Sinemanın delikanlı zenneleri

Fotoğraf
Ali Can Sekmeç Fotoğraf Arşivi
23 Kasım 2023 - 13:24

Sinemadan önce tiyatro insanlığın sanatı görsel anlamda hissettiği bir yaratı olarak öne çıkmıştır. Osmanlı’da geleneksel halk tiyatrosundaki Karagöz, Ortaoyunu gibi türler sosyal hayatı anlatmaları bakımından o zamanki toplumun portresidir. Bir toplum portresinin vazgeçilmeziyse tabii ki kadın ve erkeğin toplumdaki yeridir. Kadınların sahneye çıkmasının yasak olduğu devirlerde kadının seyirlik oyunlardaki tezahürünün nasıl olduğu zenne kavramı üzerinden açıklanabilir. Ortaoyunu’nda erkek oyuncuların kadın kılığında sahneye çıkmalarının temsilî adı olan “zenne” Farsça “zen” (kadın) köküne –an çoğul ekinin eklenmesiyle oluşan “zenan” (kadınlar) kelimesinden oluşur.

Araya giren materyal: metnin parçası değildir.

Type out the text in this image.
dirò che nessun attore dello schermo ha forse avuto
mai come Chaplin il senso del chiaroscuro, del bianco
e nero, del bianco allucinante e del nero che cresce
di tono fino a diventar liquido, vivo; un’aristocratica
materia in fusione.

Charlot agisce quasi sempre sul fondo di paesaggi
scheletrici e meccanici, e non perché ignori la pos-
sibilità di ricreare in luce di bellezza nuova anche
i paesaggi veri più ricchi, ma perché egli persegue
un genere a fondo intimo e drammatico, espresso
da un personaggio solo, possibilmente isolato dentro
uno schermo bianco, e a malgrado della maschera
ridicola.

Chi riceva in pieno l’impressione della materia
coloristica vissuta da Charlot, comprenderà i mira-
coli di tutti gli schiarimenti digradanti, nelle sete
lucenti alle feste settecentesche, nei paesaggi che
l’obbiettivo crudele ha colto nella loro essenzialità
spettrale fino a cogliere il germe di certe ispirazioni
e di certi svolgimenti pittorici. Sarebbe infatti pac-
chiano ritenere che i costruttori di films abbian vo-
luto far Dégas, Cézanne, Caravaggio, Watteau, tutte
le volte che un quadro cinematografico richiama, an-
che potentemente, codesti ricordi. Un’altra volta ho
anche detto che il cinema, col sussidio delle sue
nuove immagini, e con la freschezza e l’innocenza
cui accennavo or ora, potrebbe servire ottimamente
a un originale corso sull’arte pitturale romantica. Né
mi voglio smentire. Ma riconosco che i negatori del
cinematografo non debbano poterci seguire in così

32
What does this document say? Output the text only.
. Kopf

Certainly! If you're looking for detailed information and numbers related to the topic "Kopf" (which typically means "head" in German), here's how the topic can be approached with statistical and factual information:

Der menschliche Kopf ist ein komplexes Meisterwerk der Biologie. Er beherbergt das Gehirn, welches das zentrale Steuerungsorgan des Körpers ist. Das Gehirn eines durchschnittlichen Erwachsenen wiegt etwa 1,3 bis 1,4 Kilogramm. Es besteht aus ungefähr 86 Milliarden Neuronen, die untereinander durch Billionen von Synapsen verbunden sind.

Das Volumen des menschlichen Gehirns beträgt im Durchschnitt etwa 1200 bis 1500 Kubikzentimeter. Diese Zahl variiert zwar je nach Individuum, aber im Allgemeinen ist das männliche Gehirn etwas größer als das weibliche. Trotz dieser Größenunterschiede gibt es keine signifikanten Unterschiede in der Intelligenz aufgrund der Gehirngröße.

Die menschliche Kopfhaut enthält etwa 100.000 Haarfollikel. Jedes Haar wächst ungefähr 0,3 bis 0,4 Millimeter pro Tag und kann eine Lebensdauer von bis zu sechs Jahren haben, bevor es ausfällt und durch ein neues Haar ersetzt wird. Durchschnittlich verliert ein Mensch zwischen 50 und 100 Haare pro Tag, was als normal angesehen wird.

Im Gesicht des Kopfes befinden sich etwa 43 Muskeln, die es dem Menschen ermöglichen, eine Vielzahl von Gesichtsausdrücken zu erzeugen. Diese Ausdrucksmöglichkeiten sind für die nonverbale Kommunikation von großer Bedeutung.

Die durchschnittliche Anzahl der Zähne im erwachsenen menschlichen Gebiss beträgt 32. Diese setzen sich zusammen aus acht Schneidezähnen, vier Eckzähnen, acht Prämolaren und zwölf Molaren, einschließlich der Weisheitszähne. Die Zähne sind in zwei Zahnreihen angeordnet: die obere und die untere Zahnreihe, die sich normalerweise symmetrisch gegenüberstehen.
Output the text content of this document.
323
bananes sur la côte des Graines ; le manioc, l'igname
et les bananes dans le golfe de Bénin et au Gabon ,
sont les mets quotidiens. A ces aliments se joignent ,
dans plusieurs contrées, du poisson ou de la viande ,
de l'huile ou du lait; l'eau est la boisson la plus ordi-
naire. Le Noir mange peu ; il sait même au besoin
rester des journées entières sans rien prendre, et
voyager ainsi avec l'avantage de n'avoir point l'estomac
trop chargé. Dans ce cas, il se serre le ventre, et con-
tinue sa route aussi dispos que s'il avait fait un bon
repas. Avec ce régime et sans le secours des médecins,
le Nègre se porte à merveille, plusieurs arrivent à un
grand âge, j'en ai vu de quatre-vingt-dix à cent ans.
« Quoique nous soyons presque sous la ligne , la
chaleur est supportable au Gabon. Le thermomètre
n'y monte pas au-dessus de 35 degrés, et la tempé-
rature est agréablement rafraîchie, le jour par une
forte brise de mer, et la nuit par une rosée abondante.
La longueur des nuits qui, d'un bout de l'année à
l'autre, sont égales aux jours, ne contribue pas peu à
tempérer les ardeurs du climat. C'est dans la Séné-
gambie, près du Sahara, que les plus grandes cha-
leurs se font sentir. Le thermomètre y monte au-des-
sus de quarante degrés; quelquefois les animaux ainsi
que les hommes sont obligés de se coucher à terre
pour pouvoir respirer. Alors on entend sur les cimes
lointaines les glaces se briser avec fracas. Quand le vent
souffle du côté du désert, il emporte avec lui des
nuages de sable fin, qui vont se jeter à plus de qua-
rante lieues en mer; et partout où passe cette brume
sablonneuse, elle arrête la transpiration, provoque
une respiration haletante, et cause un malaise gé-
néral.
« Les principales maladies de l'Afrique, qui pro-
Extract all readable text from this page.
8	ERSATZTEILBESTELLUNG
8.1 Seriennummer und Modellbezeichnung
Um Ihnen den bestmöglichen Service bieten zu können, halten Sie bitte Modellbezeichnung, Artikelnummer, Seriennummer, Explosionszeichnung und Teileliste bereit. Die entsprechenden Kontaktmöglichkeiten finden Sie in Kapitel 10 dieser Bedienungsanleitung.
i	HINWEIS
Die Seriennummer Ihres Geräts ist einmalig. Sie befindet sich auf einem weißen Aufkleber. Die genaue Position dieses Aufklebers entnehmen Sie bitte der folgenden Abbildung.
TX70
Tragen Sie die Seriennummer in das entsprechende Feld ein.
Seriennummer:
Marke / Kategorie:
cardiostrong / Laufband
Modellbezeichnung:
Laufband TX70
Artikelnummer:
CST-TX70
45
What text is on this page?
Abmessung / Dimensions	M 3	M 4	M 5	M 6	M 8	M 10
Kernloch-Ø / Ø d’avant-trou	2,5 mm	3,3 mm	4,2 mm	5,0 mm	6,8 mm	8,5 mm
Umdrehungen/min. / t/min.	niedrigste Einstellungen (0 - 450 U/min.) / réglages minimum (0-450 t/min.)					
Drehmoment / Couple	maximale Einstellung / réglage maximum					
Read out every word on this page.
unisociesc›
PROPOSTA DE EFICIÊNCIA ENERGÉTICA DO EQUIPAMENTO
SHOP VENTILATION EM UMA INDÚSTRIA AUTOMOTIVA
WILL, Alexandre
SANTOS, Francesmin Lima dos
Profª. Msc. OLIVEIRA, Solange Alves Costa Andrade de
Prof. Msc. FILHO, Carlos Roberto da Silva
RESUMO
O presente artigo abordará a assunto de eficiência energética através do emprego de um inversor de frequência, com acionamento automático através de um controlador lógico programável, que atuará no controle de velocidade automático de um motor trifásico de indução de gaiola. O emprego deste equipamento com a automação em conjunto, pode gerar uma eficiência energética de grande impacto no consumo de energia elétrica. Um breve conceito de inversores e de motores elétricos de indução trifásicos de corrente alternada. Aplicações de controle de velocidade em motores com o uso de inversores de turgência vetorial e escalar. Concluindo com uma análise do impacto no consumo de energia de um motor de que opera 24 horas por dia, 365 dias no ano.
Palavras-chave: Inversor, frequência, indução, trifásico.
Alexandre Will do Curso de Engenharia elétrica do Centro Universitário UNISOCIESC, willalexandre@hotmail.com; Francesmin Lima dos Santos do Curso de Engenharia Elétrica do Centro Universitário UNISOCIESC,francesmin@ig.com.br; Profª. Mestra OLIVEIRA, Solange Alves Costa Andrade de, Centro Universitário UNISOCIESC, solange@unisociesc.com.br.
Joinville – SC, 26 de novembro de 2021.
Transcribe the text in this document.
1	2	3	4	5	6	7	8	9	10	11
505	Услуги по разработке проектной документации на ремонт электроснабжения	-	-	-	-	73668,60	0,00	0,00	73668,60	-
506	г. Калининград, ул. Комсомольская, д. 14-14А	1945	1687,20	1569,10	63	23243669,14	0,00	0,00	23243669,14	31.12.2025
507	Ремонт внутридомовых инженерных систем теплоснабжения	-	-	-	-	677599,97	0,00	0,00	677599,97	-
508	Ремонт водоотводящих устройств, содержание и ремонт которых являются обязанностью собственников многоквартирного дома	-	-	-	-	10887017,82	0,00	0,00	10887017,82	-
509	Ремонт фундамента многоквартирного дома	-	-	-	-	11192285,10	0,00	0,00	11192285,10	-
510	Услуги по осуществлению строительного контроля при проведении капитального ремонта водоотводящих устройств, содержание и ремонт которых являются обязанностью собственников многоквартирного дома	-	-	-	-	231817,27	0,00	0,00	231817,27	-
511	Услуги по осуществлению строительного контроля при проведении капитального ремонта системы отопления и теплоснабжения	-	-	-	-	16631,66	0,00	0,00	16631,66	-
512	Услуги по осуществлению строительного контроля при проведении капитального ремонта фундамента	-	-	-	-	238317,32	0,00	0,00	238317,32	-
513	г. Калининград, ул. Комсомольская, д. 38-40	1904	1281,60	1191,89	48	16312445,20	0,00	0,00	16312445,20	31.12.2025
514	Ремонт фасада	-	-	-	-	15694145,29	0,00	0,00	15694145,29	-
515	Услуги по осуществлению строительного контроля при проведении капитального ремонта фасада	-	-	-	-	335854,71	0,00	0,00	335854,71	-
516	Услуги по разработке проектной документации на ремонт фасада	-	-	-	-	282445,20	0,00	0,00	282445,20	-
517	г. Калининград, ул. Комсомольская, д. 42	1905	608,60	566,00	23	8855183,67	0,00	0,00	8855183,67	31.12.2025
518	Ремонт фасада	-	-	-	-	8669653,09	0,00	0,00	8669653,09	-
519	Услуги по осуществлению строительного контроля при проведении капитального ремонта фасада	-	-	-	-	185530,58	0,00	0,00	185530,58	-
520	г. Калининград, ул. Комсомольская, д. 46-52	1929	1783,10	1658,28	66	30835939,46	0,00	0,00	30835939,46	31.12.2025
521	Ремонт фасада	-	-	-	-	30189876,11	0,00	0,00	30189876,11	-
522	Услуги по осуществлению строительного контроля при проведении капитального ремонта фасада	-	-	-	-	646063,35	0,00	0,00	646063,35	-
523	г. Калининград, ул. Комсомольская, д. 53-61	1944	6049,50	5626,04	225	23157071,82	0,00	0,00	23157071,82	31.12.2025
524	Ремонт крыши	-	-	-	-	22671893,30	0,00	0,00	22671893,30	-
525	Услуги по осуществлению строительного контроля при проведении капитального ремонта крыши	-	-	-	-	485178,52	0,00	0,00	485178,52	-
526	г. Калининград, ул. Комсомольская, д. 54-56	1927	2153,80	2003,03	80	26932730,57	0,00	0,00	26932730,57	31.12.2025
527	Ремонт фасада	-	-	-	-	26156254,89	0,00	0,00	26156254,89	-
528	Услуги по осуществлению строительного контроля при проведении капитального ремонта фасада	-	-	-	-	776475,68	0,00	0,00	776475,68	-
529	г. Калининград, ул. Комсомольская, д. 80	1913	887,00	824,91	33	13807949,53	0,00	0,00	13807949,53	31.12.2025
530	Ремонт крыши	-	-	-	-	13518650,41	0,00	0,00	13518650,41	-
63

1900’lerin başlarında Osmanlı ülkesinde kadınların sahneye çıkma yasağı olduğu günlerde pek modadır bu tipleme. Adına “zenne” denilen bu tipleme seyirlik oyunların tamamında yer bulmuştur kendisine. Karagöz ve Ortaoyunu’nun önemli tiplerinden biridir zenne. Zenne rolüne çıkacak erkek önce sinekkaydı bir tıraş olur, hemen arkasından gözlerine sürme çeker, rastığını sürer, takıp takıştırırmış, şalvarını, feracesini kuşanıp fırlarmış sahneye. Seyirciden yüzünü de gizlermiş hani.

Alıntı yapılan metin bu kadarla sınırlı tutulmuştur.